The underlying mechanisms of bacterioplankton community assembly and interspecies interactions during harmful algal blooms remain largely unclear. Using 16S rRNA gene amplicon sequencing, we analyzed the bacterioplankton communities over the continuous course of saxitoxin-producing Gymnodinium catenatum blooms and two diatom (i.e., Skeletonema costatum and Chaetoceros curvisetus) blooms in an anthropogenically controlled and eutrophic bay, East China Sea. The succession of bacterioplankton communities correlated with changes in the dynamics of algal species. Deterministic versus stochastic bacterioplankton community assemblage processes were quantified, demonstrating that stochastic processes increased when algal blooms happened. The occurrence of algal blooms caused weaker bacterioplankton interspecies interactions and higher degrees of cooperative activities, changed keystone taxa and diminished the stability of bacterial communities. These findings consequently have important implications for our understanding of bacterioplankton community ecology during algal blooms.

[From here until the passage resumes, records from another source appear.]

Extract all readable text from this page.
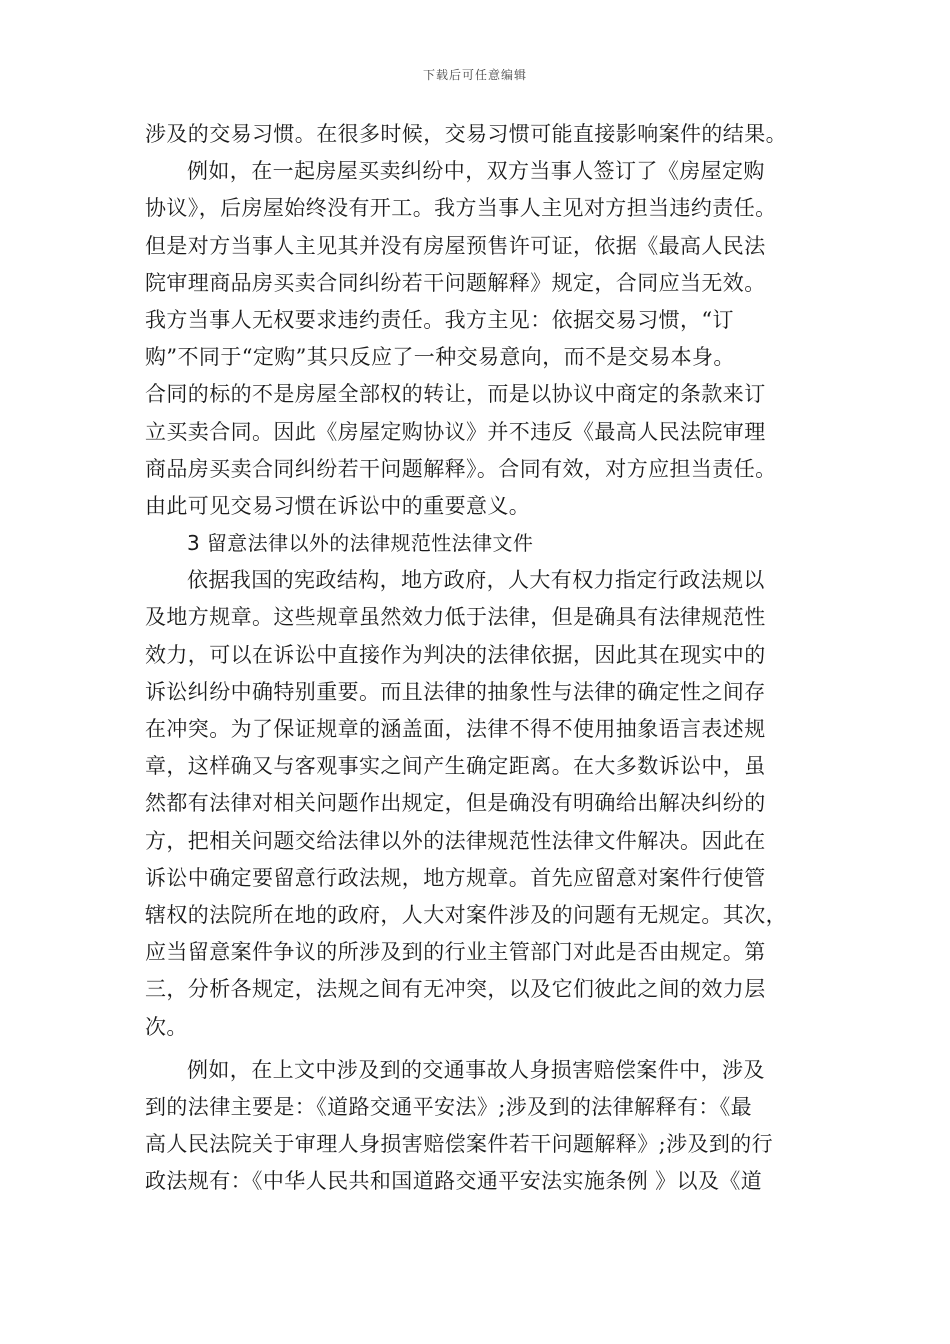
下载后可任意编辑
涉及的交易习惯。在很多时候，交易习惯可能直接影响案件的结果。
例如，在一起房屋买卖纠纷中，双方当事人签订了《房屋定购
协议》，后房屋始终没有开工。我方当事人主见对方担当违约责任。
但是对方当事人主见其并没有房屋预售许可证，依据《最高人民法
院审理商品房买卖合同纠纷若干问题解释》规定，合同应当无效。
我方当事人无权要求违约责任。我方主见：依据交易习惯，“订
购”不同于“定购”其只反应了一种交易意向，而不是交易本身。
合同的标的不是房屋全部权的转让，而是以协议中商定的条款来订
立买卖合同。因此《房屋定购协议》并不违反《最高人民法院审理
商品房买卖合同纠纷若干问题解释》。合同有效，对方应担当责任。
由此可见交易习惯在诉讼中的重要意义。
3 留意法律以外的法律规范性法律文件
依据我国的宪政结构，地方政府，人大有权力指定行政法规以
及地方规章。这些规章虽然效力低于法律，但是确具有法律规范性
效力，可以在诉讼中直接作为判决的法律依据，因此其在现实中的
诉讼纠纷中确特别重要。而且法律的抽象性与法律的确定性之间存
在冲突。为了保证规章的涵盖面，法律不得不使用抽象语言表述规
章，这样确又与客观事实之间产生确定距离。在大多数诉讼中，虽
然都有法律对相关问题作出规定，但是确没有明确给出解决纠纷的
方，把相关问题交给法律以外的法律规范性法律文件解决。因此在
诉讼中确定要留意行政法规，地方规章。首先应留意对案件行使管
辖权的法院所在地的政府，人大对案件涉及的问题有无规定。其次，
应当留意案件争议的所涉及到的行业主管部门对此是否由规定。第
三，分析各规定，法规之间有无冲突，以及它们彼此之间的效力层
次。
例如，在上文中涉及到的交通事故人身损害赔偿案件中，涉及
到的法律主要是：《道路交通平安法》;涉及到的法律解释有：《最
高人民法院关于审理人身损害赔偿案件若干问题解释》;涉及到的行
政法规有：《中华人民共和国道路交通平安法实施条例 》以及《道
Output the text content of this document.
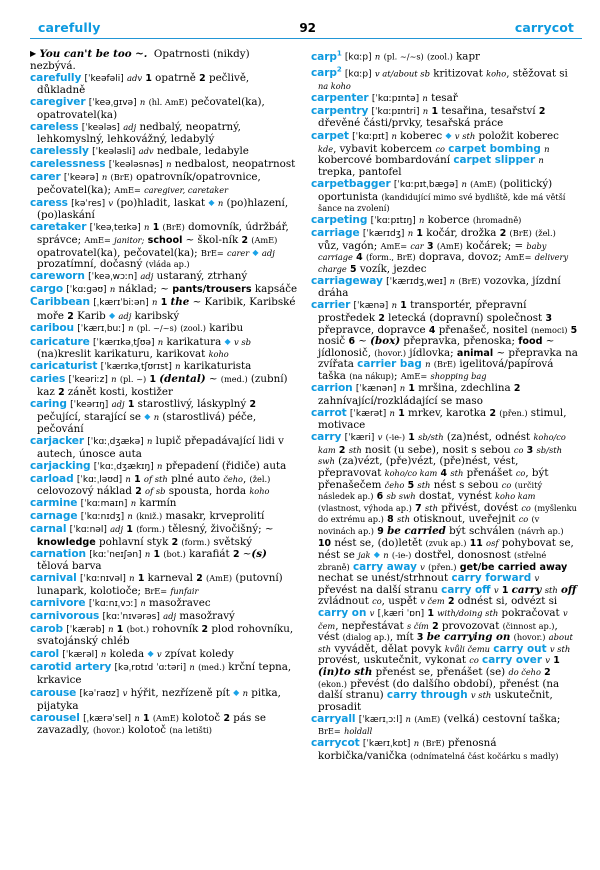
carefully	92	carrycot

▶ You can't be too ~.  Opatrnosti (nikdy) nezbývá.

carefully [ˈkeəfəli] adv 1 opatrně 2 pečlivě, důkladně

caregiver [ˈkeəˌgɪvə] n (hl. AmE) pečovatel(ka), opatrovatel(ka)

careless [ˈkeələs] adj nedbalý, neopatrný, lehkomyslný, lehkovážný, ledabylý

carelessly [ˈkeələsli] adv nedbale, ledabyle

carelessness [ˈkeələsnəs] n nedbalost, neopatrnost

carer [ˈkeərə] n (BrE) opatrovník/opatrovnice, pečovatel(ka); AmE= caregiver, caretaker

caress [kəˈres] v (po)hladit, laskat ◆ n (po)hlazení, (po)laskání

caretaker [ˈkeəˌteɪkə] n 1 (BrE) domovník, údržbář, správce; AmE= janitor; school ~ škol-ník 2 (AmE) opatrovatel(ka), pečovatel(ka); BrE= carer ◆ adj prozatímní, dočasný (vláda ap.)

careworn [ˈkeəˌwɔːn] adj ustaraný, ztrhaný

cargo [ˈkɑːgəʊ] n náklad; ~ pants/trousers kapsáče

Caribbean [ˌkærɪˈbiːən] n 1 the ~ Karibik, Karibské moře 2 Karib ◆ adj karibský

caribou [ˈkærɪˌbuː] n (pl. ~/~s) (zool.) karibu

caricature [ˈkærɪkəˌtʃʊə] n karikatura ◆ v sb (na)kreslit karikaturu, karikovat koho

caricaturist [ˈkærɪkəˌtʃʊrɪst] n karikaturista

caries [ˈkeəriːz] n (pl. ~) 1 (dental) ~ (med.) (zubní) kaz 2 zánět kosti, kostižer

caring [ˈkeərɪŋ] adj 1 starostlivý, láskyplný 2 pečující, starající se ◆ n (starostlivá) péče, pečování

carjacker [ˈkɑːˌdʒækə] n lupič přepadávající lidi v autech, únosce auta

carjacking [ˈkɑːˌdʒækɪŋ] n přepadení (řidiče) auta

carload [ˈkɑːˌləʊd] n 1 of sth plné auto čeho, (žel.) celovozový náklad 2 of sb spousta, horda koho

carmine [ˈkɑːmaɪn] n karmín

carnage [ˈkɑːnɪdʒ] n (kniž.) masakr, krveprolití

carnal [ˈkɑːnəl] adj 1 (form.) tělesný, živočišný; ~ knowledge pohlavní styk 2 (form.) světský

carnation [kɑːˈneɪʃən] n 1 (bot.) karafiát 2 ~(s) tělová barva

carnival [ˈkɑːnɪvəl] n 1 karneval 2 (AmE) (putovní) lunapark, kolotioče; BrE= funfair

carnivore [ˈkɑːnɪˌvɔː] n masožravec

carnivorous [kɑːˈnɪvərəs] adj masožravý

carob [ˈkærəb] n 1 (bot.) rohovník 2 plod rohovníku, svatojánský chléb

carol [ˈkærəl] n koleda ◆ v zpívat koledy

carotid artery [kəˌrɒtɪd ˈɑːtəri] n (med.) krční tepna, krkavice

carouse [kəˈraʊz] v hýřit, nezřízeně pít ◆ n pitka, pijatyka

carousel [ˌkærəˈsel] n 1 (AmE) kolotoč 2 pás se zavazadly, (hovor.) kolotoč (na letišti)

carp$^1$ [kɑːp] n (pl. ~/~s) (zool.) kapr

carp$^2$ [kɑːp] v at/about sb kritizovat koho, stěžovat si na koho

carpenter [ˈkɑːpɪntə] n tesař

carpentry [ˈkɑːpɪntri] n 1 tesařina, tesařství 2 dřevěné části/prvky, tesařská práce

carpet [ˈkɑːpɪt] n koberec ◆ v sth položit koberec kde, vybavit kobercem co carpet bombing n kobercové bombardování carpet slipper n trepka, pantofel

carpetbagger [ˈkɑːpɪtˌbægə] n (AmE) (politický) oportunista (kandidující mimo své bydliště, kde má větší šance na zvolení)

carpeting [ˈkɑːpɪtɪŋ] n koberce (hromadně)

carriage [ˈkærɪdʒ] n 1 kočár, drožka 2 (BrE) (žel.) vůz, vagón; AmE= car 3 (AmE) kočárek; = baby carriage 4 (form., BrE) doprava, dovoz; AmE= delivery charge 5 vozík, jezdec

carriageway [ˈkærɪdʒˌweɪ] n (BrE) vozovka, jízdní dráha

carrier [ˈkænə] n 1 transportér, přepravní prostředek 2 letecká (dopravní) společnost 3 přepravce, dopravce 4 přenašeč, nositel (nemoci) 5 nosič 6 ~ (box) přepravka, přenoska; food ~ jídlonosič, (hovor.) jídlovka; animal ~ přepravka na zvířata carrier bag n (BrE) igelitová/papírová taška (na nákup); AmE= shopping bag

carrion [ˈkænən] n 1 mršina, zdechlina 2 zahnívající/rozkládající se maso

carrot [ˈkærət] n 1 mrkev, karotka 2 (přen.) stimul, motivace

carry [ˈkæri] v (-ie-) 1 sb/sth (za)nést, odnést koho/co kam 2 sth nosit (u sebe), nosit s sebou co 3 sb/sth swh (za)vézt, (pře)vézt, (pře)nést, vést, přepravovat koho/co kam 4 sth přenášet co, být přenašečem čeho 5 sth nést s sebou co (určitý následek ap.) 6 sb swh dostat, vynést koho kam (vlastnost, výhoda ap.) 7 sth přivést, dovést co (myšlenku do extrému ap.) 8 sth otisknout, uveřejnit co (v novinách ap.) 9 be carried být schválen (návrh ap.) 10 nést se, (do)letět (zvuk ap.) 11 osf pohybovat se, nést se jak ◆ n (-ie-) dostřel, donosnost (střelné zbraně) carry away v (přen.) get/be carried away nechat se unést/strhnout carry forward v převést na další stranu carry off v 1 carry sth off zvládnout co, uspět v čem 2 odnést si, odvézt si carry on v [ˌkæri ˈɒn] 1 with/doing sth pokračovat v čem, nepřestávat s čím 2 provozovat (činnost ap.), vést (dialog ap.), mít 3 be carrying on (hovor.) about sth vyvádět, dělat povyk kvůli čemu carry out v sth provést, uskutečnit, vykonat co carry over v 1 (in)to sth přenést se, přenášet (se) do čeho 2 (ekon.) převést (do dalšího období), přenést (na další stranu) carry through v sth uskutečnit, prosadit

carryall [ˈkærɪˌɔːl] n (AmE) (velká) cestovní taška; BrE= holdall

carrycot [ˈkærɪˌkɒt] n (BrE) přenosná korbička/vanička (odnímatelná část kočárku s madly)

在有害藻华期间，浮游细菌群落组装和种间相互作用的潜在机制仍不清楚。使用16S rRNA基因扩增子测序，我们分析了产生毒素的连续过程中浮游生物群落，其中Gymnodinium catenatum花朵和两个硅藻（即，Skeletonema costatum和Chaetoceros curvisetus））在一个由人为控制且富营养的海湾东海盛开。浮游细菌群落的演替与藻类动力学变化有关。确定性和随机的浮游生物群落组装过程被量化，表明当藻华发生时，随机过程增加。藻华的发生导致浮游植物之间的物种间相互作用较弱，合作活动程度更高，改变了梯形分类群并降低了细菌群落的稳定性。因此，这些发现对我们理解藻华期间浮游细菌群落生态学具有重要意义。